ST. JOHNS COUNTY, Fla — Hundreds of parents and students are fighting against what they call a 'sexist school dress code' in St. Johns County. We first told you about this in January and since then, data from a public records request shows female students are disproportionately given dress code violations.
Parent Nancy Tray requested the records and shared the data with First Coast News. Data shows in March, 90 percent of dress code violations at Bartram Trail High School were for girls.
For the entire school year up until about February, 83 percent of dress code violations at nearly all the schools were for girls.
Tray is a mother of three and new to St. Johns County. She's the mom who created the Facebook group "St. Johns County School District: Change the dress code" at the beginning of the school year when she noticed inconsistencies in the district’s dress code policy for girls versus boys. The forum now has about 730 members.
“After your first story, I think the group tripled in size that first day," Tray said.
First Coast News first reported in January that the district said dress code changes can be brought up when they review the code of conduct in May.
“Female students are significantly more likely to be targeted by dress code enforcement," Tray said. "It’s not our imagination. It’s not just anecdotal. We have proof now within their own records.”
After a recent incident at Bartram Trail High School, the fight to change the dress code was brought back into the spotlight.
Mother Taryn Okeefe has two daughters at the high school. She says through the Facebook page and her daughter, she was told that a female student was wearing a jacket at school. That female student said a teacher made her unzip her jacket to show what she was wearing underneath.
Okeefe says the student was wearing a sports bra and according to the story told to her, the student was then given a dress code violation.
The school district was unable to speak before this story aired, but records show there was some sort of a dress code sweep on the day the student says this happened: March 26.

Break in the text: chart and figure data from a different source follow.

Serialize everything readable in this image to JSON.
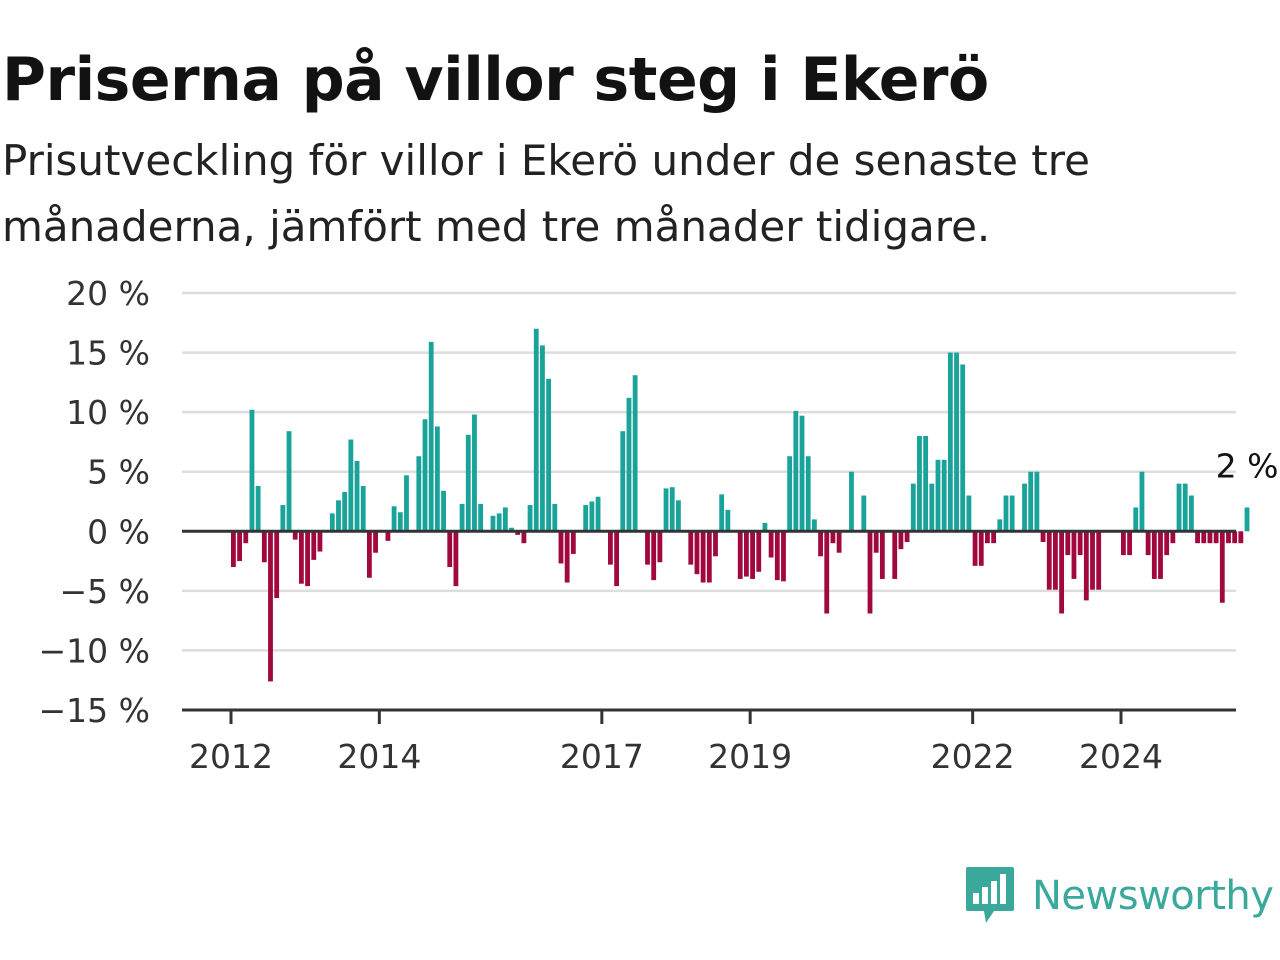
{
  "title": "Priserna på villor steg i Ekerö",
  "subtitle": "Prisutveckling för villor i Ekerö under de senaste tre månaderna, jämfört med tre månader tidigare.",
  "logo": {
    "name": "Newsworthy",
    "icon": "newsworthy-logo-icon",
    "color": "#3aa99c"
  },
  "chart_data": {
    "type": "bar",
    "colors": {
      "positive": "#1aa39a",
      "negative": "#a1093e",
      "grid": "#dddddd",
      "zero_line": "#333333",
      "axis": "#333333"
    },
    "grid": true,
    "ylim": [
      -15,
      20
    ],
    "yticks": [
      20,
      15,
      10,
      5,
      0,
      -5,
      -10,
      -15
    ],
    "ytick_labels": [
      "20 %",
      "15 %",
      "10 %",
      "5 %",
      "0 %",
      "−5 %",
      "−10 %",
      "−15 %"
    ],
    "xticks": [
      {
        "label": "2012",
        "year": 2012
      },
      {
        "label": "2014",
        "year": 2014
      },
      {
        "label": "2017",
        "year": 2017
      },
      {
        "label": "2019",
        "year": 2019
      },
      {
        "label": "2022",
        "year": 2022
      },
      {
        "label": "2024",
        "year": 2024
      }
    ],
    "x_start": "2012-01",
    "x_end": "2025-12",
    "values": [
      -3,
      -2.5,
      -1,
      10.2,
      3.8,
      -2.6,
      -12.6,
      -5.6,
      2.2,
      8.4,
      -0.7,
      -4.4,
      -4.6,
      -2.4,
      -1.7,
      0,
      1.5,
      2.6,
      3.3,
      7.7,
      5.9,
      3.8,
      -3.9,
      -1.8,
      0,
      -0.8,
      2.1,
      1.6,
      4.7,
      0,
      6.3,
      9.4,
      15.9,
      8.8,
      3.4,
      -3,
      -4.6,
      2.3,
      8.1,
      9.8,
      2.3,
      0,
      1.3,
      1.5,
      2,
      0.3,
      -0.3,
      -1,
      2.2,
      17,
      15.6,
      12.8,
      2.3,
      -2.7,
      -4.3,
      -1.9,
      0,
      2.2,
      2.5,
      2.9,
      0,
      -2.8,
      -4.6,
      8.4,
      11.2,
      13.1,
      0,
      -2.8,
      -4.1,
      -2.6,
      3.6,
      3.7,
      2.6,
      0,
      -2.8,
      -3.6,
      -4.3,
      -4.3,
      -2.1,
      3.1,
      1.8,
      0,
      -4,
      -3.8,
      -4,
      -3.4,
      0.7,
      -2.2,
      -4.1,
      -4.2,
      6.3,
      10.1,
      9.7,
      6.3,
      1,
      -2.1,
      -6.9,
      -1,
      -1.8,
      0,
      5,
      0,
      3,
      -6.9,
      -1.8,
      -4,
      0,
      -4,
      -1.5,
      -0.9,
      4,
      8,
      8,
      4,
      6,
      6,
      15,
      15,
      14,
      3,
      -2.9,
      -2.9,
      -1,
      -1,
      1,
      3,
      3,
      0,
      4,
      5,
      5,
      -0.9,
      -4.9,
      -4.9,
      -6.9,
      -2,
      -4,
      -2,
      -5.8,
      -4.9,
      -4.9,
      0,
      0,
      0,
      -2,
      -2,
      2,
      5,
      -2,
      -4,
      -4,
      -2,
      -1,
      4,
      4,
      3,
      -1,
      -1,
      -1,
      -1,
      -6,
      -1,
      -1,
      -1,
      2
    ],
    "annotation": {
      "label": "2 %",
      "value": 2
    }
  }
}
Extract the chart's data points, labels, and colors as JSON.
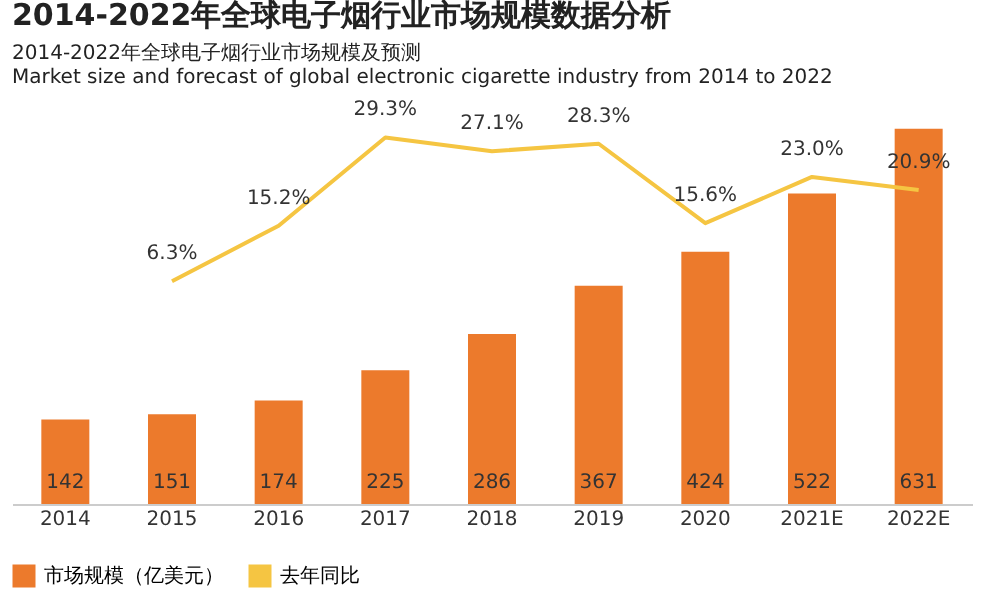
{
  "chart_data": {
    "type": "bar",
    "title": "2014-2022年全球电子烟行业市场规模数据分析",
    "subtitle": "2014-2022年全球电子烟行业市场规模及预测",
    "annotations": [
      "Market size and forecast of global electronic cigarette industry from 2014 to 2022"
    ],
    "categories": [
      "2014",
      "2015",
      "2016",
      "2017",
      "2018",
      "2019",
      "2020",
      "2021E",
      "2022E"
    ],
    "series": [
      {
        "name": "市场规模（亿美元）",
        "color": "#ec7a2c",
        "values": [
          142,
          151,
          174,
          225,
          286,
          367,
          424,
          522,
          631
        ]
      },
      {
        "name": "去年同比",
        "type": "line",
        "axis": "y2",
        "color": "#f5c542",
        "values": [
          null,
          6.3,
          15.2,
          29.3,
          27.1,
          28.3,
          15.6,
          23.0,
          20.9
        ],
        "value_labels": [
          null,
          "6.3%",
          "15.2%",
          "29.3%",
          "27.1%",
          "28.3%",
          "15.6%",
          "23.0%",
          "20.9%"
        ]
      }
    ],
    "data_labels": true,
    "legend": "bottom",
    "marker": "none",
    "line_style": "solid"
  }
}
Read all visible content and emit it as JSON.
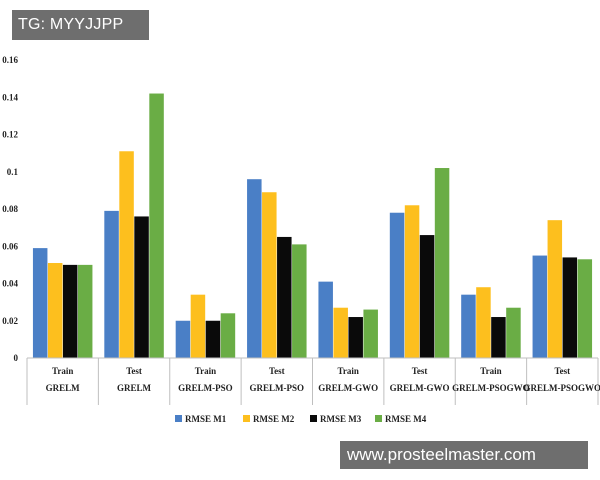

Tray's records show 31 girls were written up on that one day at Bartram Trail.
“Until we have a district-wide change, we don’t have a level of protection for our students. It’s going to continue being inconsistent from one school to the next. It creates this climate of fear," Tray said.
“It’s definitely targeted," Okeefe said. "It’s punitive and it's oppressive.”
One of her daughters created a petition to change the dress code which she wrote is “based on the sexualization of young women and their clothing”. It has nearly 4,500 signatures.
“She has a dream of being a lawyer so I said the first thing you have to do is stick up for yourself," Okeefe said.
The parents are going to meetings and filling out the parent surveys, which are out now, with their concerns.